The New York Stock Exchange declined to comment. However, one official, speaking on his own behalf, questioned whether Primex is competing against the Big Board. "The last I heard was that Primex is a way for a broker to internalize a customer's order," the official said. "The broker could tell his customer he is exposing the order to the auction. If it does not get executed, the broker can then internalize the order but still say it was exposed to the auction."

Shipway, for the moment, will not take direct aim at the NYSE. "I don't think we're competing with them [NYSE] right now," Shipway said. "I think many people feel that the way the New York Stock Exchange conducts its auction is fair, albeit with some difficulties involved."

"Our point is that the dealer market didn't have anything like Primex before," he added. "Nasdaq sees Primex as an opportunity to give the dealer market an inexpensive means to conduct that auction process."

Nonetheless, the Primex launch comes amidst red-hot competition in the trading industry from ECNs, the regional exchanges and other market centers. "It looks like Nasdaq is trying to expand its base," said Allan Paris, a partner at CapCo., a New York City-based firm that sells technology to broker dealers. "But whether that is a success depends on many things such as customer retention [on Primex]."

It may also depend on how Primex responds to certain technical features. One trading pro said firms using the system right now must build electronic links via the Primex API, the application programming interface, or else dedicate market makers to access Primex. Full service firms, this pro said, probably would take the API approach.

(Primex designers are also including other ways to connect to the system: a Java GUI, a FIX approach, or a Nasdaq Computer-to-Computer Interface. Those using the interface could send orders and PRIs and receive executions but would not be able to eye the auction.)

Another sticking point: The current version of Primex does not support all or none' instructions. That means that partial executions could be returned to the order sender. "We've had some bugs," Lopez said.

At the launch on Dec. 17, Primex opened with the 30 stocks in the Dow Jones Industrial Average, stocks that include bellwethers Intel and Microsoft. Traders executed 8,100 trades, accounting for 2.4 million shares. In January, daily volume climbed to 28,000 trades, then reached 30,000 trades daily by mid-February, according to Primex. Later in the month, average daily volume rose to 5.8 million shares. Since the launch, the list of eligible securities also grew to include the Nasdaq-100 Index and the Standard & Poor's 100 Index. As of April 1, as the startup phase ends, all Nasdaq stocks, and all securities on the NYSE and the American Stock Exchange, are eligible.

Primex is built to absorb up to 1.5 million trades each day. It is scalable for more volume. The Primex system includes a server at the client site running the Windows NT operating system. The server connects to Primex via a Worldcom frame-relay network.

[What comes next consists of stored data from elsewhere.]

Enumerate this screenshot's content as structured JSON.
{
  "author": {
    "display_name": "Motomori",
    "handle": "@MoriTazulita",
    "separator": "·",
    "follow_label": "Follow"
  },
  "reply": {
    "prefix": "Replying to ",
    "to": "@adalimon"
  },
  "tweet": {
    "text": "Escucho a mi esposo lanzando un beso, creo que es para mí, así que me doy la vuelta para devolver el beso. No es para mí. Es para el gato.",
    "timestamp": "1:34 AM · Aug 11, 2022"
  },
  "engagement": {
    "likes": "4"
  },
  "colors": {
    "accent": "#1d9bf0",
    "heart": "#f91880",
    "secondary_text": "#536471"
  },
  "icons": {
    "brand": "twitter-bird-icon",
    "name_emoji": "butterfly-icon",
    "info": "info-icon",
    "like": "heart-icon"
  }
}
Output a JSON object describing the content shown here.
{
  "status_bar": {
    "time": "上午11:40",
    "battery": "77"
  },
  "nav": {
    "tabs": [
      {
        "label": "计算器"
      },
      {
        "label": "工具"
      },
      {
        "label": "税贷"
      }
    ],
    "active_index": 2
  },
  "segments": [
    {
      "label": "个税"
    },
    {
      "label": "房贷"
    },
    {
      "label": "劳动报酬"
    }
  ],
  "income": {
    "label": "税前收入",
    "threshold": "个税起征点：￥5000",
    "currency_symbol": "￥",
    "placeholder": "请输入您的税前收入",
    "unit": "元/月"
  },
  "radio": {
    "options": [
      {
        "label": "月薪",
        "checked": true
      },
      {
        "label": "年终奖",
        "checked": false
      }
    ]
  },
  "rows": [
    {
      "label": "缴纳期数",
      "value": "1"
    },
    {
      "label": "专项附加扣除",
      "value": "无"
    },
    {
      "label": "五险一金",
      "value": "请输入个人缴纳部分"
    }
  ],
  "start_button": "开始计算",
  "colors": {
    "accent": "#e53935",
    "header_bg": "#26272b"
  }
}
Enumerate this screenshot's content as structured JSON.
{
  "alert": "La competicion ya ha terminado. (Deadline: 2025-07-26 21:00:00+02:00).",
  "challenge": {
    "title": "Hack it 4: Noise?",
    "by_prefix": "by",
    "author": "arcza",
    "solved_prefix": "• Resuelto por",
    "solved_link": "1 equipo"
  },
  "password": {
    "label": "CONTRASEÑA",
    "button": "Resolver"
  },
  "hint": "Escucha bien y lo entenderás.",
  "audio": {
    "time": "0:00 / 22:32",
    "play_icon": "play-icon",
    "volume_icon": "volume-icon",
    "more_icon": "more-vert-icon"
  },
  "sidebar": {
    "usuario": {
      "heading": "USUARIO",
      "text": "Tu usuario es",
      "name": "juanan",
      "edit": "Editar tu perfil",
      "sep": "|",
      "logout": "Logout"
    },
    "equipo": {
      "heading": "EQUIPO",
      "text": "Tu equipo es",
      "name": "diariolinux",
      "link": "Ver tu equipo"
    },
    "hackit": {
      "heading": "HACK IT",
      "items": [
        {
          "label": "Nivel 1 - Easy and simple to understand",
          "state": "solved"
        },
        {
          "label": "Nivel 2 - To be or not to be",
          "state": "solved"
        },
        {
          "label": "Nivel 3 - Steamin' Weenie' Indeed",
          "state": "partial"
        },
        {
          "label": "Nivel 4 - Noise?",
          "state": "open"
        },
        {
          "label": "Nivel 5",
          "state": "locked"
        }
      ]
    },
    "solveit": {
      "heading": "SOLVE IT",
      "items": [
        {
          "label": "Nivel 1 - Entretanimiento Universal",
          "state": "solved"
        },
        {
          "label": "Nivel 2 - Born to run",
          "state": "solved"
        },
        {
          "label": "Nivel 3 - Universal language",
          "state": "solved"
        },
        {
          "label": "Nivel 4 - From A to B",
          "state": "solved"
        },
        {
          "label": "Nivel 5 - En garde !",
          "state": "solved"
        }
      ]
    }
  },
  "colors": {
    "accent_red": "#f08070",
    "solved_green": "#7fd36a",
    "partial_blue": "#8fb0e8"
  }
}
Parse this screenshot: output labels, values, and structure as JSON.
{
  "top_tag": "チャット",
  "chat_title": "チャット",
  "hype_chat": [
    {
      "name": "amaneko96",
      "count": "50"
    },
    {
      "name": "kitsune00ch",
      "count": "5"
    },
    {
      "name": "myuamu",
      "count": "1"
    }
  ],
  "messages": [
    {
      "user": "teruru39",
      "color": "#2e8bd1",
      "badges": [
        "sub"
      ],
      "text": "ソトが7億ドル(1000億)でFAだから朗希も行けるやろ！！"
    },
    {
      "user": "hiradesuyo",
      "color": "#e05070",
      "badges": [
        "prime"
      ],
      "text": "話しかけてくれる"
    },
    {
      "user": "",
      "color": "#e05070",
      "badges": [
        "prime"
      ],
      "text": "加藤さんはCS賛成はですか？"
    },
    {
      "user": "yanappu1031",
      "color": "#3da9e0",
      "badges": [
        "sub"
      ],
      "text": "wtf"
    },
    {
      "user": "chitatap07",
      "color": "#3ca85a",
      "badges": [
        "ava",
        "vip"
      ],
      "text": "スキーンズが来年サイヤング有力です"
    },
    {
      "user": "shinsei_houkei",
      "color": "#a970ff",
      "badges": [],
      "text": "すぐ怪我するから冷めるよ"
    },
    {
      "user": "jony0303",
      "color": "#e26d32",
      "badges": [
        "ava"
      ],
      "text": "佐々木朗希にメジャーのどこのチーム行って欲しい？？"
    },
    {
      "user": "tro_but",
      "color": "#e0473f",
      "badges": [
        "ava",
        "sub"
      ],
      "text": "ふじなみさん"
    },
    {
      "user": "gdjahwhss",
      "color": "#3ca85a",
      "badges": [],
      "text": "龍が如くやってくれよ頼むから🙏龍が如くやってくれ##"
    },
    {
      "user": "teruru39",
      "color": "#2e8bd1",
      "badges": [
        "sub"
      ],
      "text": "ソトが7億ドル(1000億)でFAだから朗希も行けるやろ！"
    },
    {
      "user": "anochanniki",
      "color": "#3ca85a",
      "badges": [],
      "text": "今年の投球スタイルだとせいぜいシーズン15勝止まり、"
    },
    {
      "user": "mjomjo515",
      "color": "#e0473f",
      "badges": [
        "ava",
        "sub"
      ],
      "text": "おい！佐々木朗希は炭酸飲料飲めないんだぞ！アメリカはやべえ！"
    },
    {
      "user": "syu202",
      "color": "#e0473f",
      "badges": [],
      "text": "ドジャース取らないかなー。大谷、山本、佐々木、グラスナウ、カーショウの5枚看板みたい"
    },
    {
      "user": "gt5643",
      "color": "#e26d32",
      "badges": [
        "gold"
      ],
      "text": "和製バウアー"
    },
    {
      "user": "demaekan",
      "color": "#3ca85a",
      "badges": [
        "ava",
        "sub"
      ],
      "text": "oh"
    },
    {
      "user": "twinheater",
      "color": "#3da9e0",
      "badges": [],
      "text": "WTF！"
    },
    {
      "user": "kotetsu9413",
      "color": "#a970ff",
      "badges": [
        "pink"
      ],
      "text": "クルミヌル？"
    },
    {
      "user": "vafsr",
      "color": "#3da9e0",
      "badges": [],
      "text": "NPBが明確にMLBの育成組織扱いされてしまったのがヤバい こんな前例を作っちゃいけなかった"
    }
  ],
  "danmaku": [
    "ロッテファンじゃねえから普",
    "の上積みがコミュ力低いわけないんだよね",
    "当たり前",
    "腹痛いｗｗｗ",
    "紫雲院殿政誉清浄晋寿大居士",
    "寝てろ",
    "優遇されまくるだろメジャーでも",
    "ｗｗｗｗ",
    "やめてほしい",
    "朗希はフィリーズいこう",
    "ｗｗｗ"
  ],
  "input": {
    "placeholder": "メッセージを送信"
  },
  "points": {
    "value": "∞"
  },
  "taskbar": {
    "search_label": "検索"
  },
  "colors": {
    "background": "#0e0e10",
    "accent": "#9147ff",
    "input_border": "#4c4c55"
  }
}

The system is housed in Nasdaq's Trumbull, Conn.-based operations center. Nasdaq is responsible for installations and maintaining the system. "Nasdaq was a natural partner to acquire the rights to use our auction system," Shipway said.

Primex takes a portion of the trading fees and distributes the rest among market makers and Nasdaq. "We're getting a share of the profits and we're in a good relationship with a major player like Nasdaq," Shipway said. The deal also links Primex with order management and order routing vendors like Sungard Trading Systems and Lava Trading. Lopez is sanguine. "Performance has been great," he said. Nasdaq is receiving "a lot more inquiries" than it anticipated, he added.

But he noted that Nasdaq is purposely keeping its expansion strategy on a sort of slow track. For Primex the 100-days rule comes with a little twist. "We still have circuits to be set up and legal forms to hold us up on some fronts," Lopez said. "But we like what we see so far."